Li is working to develop advanced delivery systems that improve the safety and effectiveness of mRNA therapeutics. In his past research, Li created a high-throughput combinatorial platform that can synthesize lipid-like materials and select the most effective one for mRNA delivery much quicker than what is currently available. Based on this groundbreaking platform, he has developed different types of mRNA lipid nanoparticles for a range of human health applications.
“We’ve led proof-of-concept demonstrations of immunostimulatory LNPs that increase the effectiveness of mRNA vaccines so that only one tenth of the doses currently being given in clinic would be needed to elicit protective immunity against SARS-CoV-2,” Li says. “If we can reduce the dosage required while still providing protective immunity, this will increase efficacy while reducing the side-effects people experience.”
At U of T, Li is moving the delivery technologies forward to further tap the potential of mRNA for creating new life-changing medicines. Most biomedical applications such as immunotherapy, gene editing and cell reprogramming require protein expression for only limited periods of time. This means that mRNA therapy holds significant promise because of its transient and non-integrating expression feature.
“Using mRNA to encode CRISPR-Cas9 will reduce the off-targeting risk because the injected mRNA will disappear in a few days. The nonviral delivery vectors we are investigating also tend to have better biosafety than other viral vectors,” Li says.

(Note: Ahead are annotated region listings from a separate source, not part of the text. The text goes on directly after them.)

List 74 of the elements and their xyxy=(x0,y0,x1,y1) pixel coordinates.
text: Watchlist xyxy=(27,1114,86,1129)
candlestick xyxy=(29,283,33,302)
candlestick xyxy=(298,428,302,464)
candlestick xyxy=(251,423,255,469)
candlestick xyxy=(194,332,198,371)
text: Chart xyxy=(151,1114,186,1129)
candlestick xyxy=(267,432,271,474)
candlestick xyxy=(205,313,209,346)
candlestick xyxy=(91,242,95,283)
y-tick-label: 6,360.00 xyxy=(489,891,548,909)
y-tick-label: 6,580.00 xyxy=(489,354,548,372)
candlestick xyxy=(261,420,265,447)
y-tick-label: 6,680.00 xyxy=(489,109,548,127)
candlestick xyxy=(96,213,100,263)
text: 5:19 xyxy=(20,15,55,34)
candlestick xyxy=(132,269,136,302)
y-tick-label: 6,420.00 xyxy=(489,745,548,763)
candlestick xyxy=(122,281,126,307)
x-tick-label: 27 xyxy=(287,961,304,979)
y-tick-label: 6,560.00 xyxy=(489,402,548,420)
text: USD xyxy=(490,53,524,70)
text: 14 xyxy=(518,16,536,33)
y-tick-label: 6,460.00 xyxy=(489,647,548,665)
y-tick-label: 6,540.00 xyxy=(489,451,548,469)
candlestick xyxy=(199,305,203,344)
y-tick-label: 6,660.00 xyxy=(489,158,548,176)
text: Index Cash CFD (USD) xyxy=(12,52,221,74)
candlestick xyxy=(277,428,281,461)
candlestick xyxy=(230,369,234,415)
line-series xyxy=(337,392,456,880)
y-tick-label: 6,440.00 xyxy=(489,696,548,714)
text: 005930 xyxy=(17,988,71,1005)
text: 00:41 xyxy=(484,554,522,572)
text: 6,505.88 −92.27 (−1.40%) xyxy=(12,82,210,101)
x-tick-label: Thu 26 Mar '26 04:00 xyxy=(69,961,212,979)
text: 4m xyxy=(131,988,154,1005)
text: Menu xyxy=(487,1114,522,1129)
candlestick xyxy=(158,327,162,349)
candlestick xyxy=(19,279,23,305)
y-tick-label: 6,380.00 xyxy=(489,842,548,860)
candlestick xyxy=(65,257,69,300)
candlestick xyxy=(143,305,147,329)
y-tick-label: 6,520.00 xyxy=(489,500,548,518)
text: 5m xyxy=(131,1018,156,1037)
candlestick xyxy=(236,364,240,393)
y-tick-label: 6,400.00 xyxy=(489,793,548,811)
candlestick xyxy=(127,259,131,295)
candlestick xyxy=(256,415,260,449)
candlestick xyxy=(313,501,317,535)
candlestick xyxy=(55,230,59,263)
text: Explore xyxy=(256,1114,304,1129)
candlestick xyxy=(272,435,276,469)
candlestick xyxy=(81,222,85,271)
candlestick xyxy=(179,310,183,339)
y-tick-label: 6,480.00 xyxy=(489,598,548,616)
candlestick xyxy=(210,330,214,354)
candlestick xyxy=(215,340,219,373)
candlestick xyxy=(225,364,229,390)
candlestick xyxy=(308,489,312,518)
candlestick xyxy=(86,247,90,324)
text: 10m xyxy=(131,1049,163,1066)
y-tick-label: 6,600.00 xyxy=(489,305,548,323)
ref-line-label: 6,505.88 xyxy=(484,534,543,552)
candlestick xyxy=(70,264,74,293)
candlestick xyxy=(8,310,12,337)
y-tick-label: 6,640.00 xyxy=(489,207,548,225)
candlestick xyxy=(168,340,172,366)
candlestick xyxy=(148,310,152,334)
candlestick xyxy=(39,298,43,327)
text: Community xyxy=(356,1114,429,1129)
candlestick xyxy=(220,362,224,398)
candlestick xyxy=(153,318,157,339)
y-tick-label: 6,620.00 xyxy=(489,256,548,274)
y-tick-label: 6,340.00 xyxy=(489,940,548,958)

A dedicated teacher and mentor
Li is also an enthusiastic teacher and mentor. He has experience with students in his own lab, but also through volunteer work with the University of Washington’s Health Sciences Center Minority Students Program, and tutoring teenagers from Seattle’s Somali community. He helped find mentors of similar backgrounds pursuing science and research who could expose the teens to career possibilities.
This experience helped Li understand that a one-size-fits-all approach to learning or training is insufficient. “Not only do we have to be supportive, but we have to learn about a person’s background and experiences and help personalize their training plans,” he says.
Li is also the first in his family to go to university and found he had to look elsewhere for guidance and mentorship while pursuing his academic goals.
“When I needed guidance for my studies, I couldn’t get help from my family. Educators played a very important role for me, and now I want to take this responsibility on for others,” Li says. “I am well aware that being a faculty member does not mean just being successful in research. One should be excellent in their interactions with students and broader contributions to the community.”
Li strongly believes that diversity and inclusion lead to a broader pool of thought and are essential for success in academia.
“My goal is that my lab will provide a positive training experience for people with various different backgrounds and experiences and will produce a cadre of young scientists that can have a positive impact on human health.”